Weekly Update from Steve for June 11 & 12

Hello members,

This week Shiroz Vineyard apricots continue AND we will have a few of the very special Shiroz figs.  The cultivar that we will be enjoying this week originates in Iran, and it is too tender to ever be seen for sale in a store.  Only with our extraordinary direct connection to Shiroz via the La Montanita COOP Distribution Center truck can such products make it to kitchens in Santa Fe.  Well, maybe they will not make it that far, how many of you will eat them in the car/truck or for lunch, before they even get home?

Initial feedback from the blog survey, as well as comments from members, show that nearly everyone wants the same amount of greens or even more.  We will roll out a “special order system” next week so that members can get extra greens.  It will be difficult to manage this at Outside Mag and at Saint John’s College, but we will find some way.  Details will follow so watch for update by email and blog over the weekend, and we will want to gather extra orders for Monday

This week the amazing Mesa Top “Spring of greens” continues.  Neighbors on the mesa are observing that we have not had a spring this cool, on into July in 20 years.  The greens are thriving, as is the BROCOLLI!  Which snuck up on us.  This week we have a nice bag of super fine fresh broccoli for each share.

The Hakura turnips are ready.  They are sweet and tasty.  Especially if you never liked a turnip before, you will want to give these a try.  Use them in salad, raw, and sliced.  The greens on the hakuras are TERRIFIC for cooking.  The Kale is good for cooking as well.  The big arugula may be a bit spicy for some as a raw, salad ingredient, and it also will cook quite nicely:  steamed or lightly sautéed and added to a tomato sauce over pasta.

For your salads, we have the lettuce mix and radishes, and hakura turnips, and mizuna.  For some, the arugula will also be salad worthy or it can also be lightly cooked.

Believe it or not, we have more greens that we have not even touched yet:  in particular red chard!  And the collards that were so spectacular last week will be back next week.

Next week we will finally see the carrots from Desert Gardens (dare I mention them again).
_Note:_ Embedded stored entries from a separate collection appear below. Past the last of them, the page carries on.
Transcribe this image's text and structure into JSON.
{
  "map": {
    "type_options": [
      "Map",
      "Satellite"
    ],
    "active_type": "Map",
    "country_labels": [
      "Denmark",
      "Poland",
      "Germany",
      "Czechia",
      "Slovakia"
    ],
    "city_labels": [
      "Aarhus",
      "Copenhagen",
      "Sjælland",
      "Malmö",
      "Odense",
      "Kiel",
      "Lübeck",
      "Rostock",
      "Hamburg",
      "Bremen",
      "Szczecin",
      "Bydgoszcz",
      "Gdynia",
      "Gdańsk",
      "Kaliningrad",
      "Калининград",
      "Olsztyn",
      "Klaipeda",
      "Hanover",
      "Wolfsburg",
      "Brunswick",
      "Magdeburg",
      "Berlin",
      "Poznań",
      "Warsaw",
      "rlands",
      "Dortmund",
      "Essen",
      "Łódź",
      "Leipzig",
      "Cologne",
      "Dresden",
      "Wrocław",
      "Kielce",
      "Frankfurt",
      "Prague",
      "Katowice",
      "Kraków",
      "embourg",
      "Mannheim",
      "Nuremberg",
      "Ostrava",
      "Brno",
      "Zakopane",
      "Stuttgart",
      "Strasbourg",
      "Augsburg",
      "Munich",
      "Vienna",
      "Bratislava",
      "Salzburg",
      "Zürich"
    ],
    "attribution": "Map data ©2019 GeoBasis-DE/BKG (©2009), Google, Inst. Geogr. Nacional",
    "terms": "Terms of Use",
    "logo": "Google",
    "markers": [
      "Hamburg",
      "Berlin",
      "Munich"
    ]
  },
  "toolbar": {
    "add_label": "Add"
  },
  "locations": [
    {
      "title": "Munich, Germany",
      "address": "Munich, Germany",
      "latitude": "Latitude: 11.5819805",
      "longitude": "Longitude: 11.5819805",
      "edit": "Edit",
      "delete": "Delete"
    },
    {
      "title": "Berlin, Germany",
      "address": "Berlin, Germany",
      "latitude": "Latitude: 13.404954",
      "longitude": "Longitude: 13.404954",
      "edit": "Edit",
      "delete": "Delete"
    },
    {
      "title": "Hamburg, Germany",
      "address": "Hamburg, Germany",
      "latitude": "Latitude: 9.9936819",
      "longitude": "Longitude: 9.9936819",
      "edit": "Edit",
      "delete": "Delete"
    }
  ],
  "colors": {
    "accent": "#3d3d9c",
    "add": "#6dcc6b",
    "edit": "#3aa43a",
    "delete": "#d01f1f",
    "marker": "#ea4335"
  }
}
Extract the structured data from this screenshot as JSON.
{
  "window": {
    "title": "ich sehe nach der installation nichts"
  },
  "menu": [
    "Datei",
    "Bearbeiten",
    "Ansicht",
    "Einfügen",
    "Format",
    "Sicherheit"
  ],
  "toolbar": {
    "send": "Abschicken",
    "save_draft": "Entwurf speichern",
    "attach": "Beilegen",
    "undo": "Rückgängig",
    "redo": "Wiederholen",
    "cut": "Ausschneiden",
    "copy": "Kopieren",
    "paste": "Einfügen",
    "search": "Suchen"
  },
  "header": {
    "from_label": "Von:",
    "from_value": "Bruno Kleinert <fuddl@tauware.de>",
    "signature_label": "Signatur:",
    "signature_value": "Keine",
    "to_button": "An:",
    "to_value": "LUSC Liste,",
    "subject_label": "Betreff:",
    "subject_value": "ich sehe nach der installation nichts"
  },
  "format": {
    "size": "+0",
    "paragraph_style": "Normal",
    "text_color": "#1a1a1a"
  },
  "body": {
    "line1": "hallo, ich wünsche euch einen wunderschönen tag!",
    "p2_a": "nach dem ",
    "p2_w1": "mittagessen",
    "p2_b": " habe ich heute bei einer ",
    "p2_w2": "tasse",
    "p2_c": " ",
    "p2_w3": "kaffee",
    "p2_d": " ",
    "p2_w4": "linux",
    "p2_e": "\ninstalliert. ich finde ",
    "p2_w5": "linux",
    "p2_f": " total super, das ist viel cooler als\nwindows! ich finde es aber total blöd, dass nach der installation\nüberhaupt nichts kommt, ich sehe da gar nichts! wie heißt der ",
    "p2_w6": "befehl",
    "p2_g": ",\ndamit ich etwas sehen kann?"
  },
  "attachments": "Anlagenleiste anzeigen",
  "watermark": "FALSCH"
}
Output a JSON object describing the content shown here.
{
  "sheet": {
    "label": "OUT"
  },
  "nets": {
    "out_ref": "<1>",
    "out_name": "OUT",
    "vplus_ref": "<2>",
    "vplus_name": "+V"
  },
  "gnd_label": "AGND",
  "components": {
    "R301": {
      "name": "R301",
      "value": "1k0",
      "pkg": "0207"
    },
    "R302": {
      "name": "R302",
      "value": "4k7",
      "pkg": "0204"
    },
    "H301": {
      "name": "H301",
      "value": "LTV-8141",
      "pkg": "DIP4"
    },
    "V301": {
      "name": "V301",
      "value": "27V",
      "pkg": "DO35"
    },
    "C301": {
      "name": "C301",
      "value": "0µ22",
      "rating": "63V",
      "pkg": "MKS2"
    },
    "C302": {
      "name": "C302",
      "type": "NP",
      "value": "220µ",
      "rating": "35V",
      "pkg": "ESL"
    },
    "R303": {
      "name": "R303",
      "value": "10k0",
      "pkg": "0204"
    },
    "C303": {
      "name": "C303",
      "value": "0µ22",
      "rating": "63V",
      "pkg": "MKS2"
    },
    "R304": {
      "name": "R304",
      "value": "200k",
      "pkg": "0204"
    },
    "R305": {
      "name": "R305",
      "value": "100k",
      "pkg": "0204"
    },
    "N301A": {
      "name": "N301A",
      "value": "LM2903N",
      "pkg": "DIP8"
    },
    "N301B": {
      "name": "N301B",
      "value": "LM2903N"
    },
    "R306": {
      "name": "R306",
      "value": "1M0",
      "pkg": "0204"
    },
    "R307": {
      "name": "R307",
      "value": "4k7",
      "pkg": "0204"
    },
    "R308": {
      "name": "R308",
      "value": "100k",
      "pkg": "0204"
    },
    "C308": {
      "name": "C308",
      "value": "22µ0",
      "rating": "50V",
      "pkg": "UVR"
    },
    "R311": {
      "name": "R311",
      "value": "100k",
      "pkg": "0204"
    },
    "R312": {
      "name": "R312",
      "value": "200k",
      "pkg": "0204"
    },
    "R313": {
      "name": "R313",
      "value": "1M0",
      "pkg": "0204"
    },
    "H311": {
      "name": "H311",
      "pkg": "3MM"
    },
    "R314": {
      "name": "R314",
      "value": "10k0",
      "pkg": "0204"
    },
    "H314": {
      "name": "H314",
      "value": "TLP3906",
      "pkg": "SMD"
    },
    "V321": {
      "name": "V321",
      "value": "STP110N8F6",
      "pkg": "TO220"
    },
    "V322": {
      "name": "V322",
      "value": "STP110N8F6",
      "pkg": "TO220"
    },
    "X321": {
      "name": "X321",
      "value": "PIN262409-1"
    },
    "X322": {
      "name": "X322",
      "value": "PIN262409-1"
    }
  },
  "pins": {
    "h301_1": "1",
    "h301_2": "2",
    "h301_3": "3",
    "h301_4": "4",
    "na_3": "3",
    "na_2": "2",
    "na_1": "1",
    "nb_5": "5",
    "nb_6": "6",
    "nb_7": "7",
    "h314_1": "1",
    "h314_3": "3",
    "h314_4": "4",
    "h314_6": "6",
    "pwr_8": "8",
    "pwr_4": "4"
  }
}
And we may have early cabbage as well.  I hope that folks can see the abundance and value in the share:  if we are giving you more than you can handle, perhaps sharing an item or two with a friend or possible new member, or leaving it for us to pass along to Kitchen Angels.  In other words, even if you are not able to eat everything, if there are some items that are not your favorites, the “package deal” is a good value and we hope you can enjoy it and find ways to share it when necessary.  You can also check the blog for “processing” instructions:  blanching and freezing the extra cooking greens. 

Remember that the CSA welcomes new members at any time.  You are our best ambassadors.  Thank you again for your support.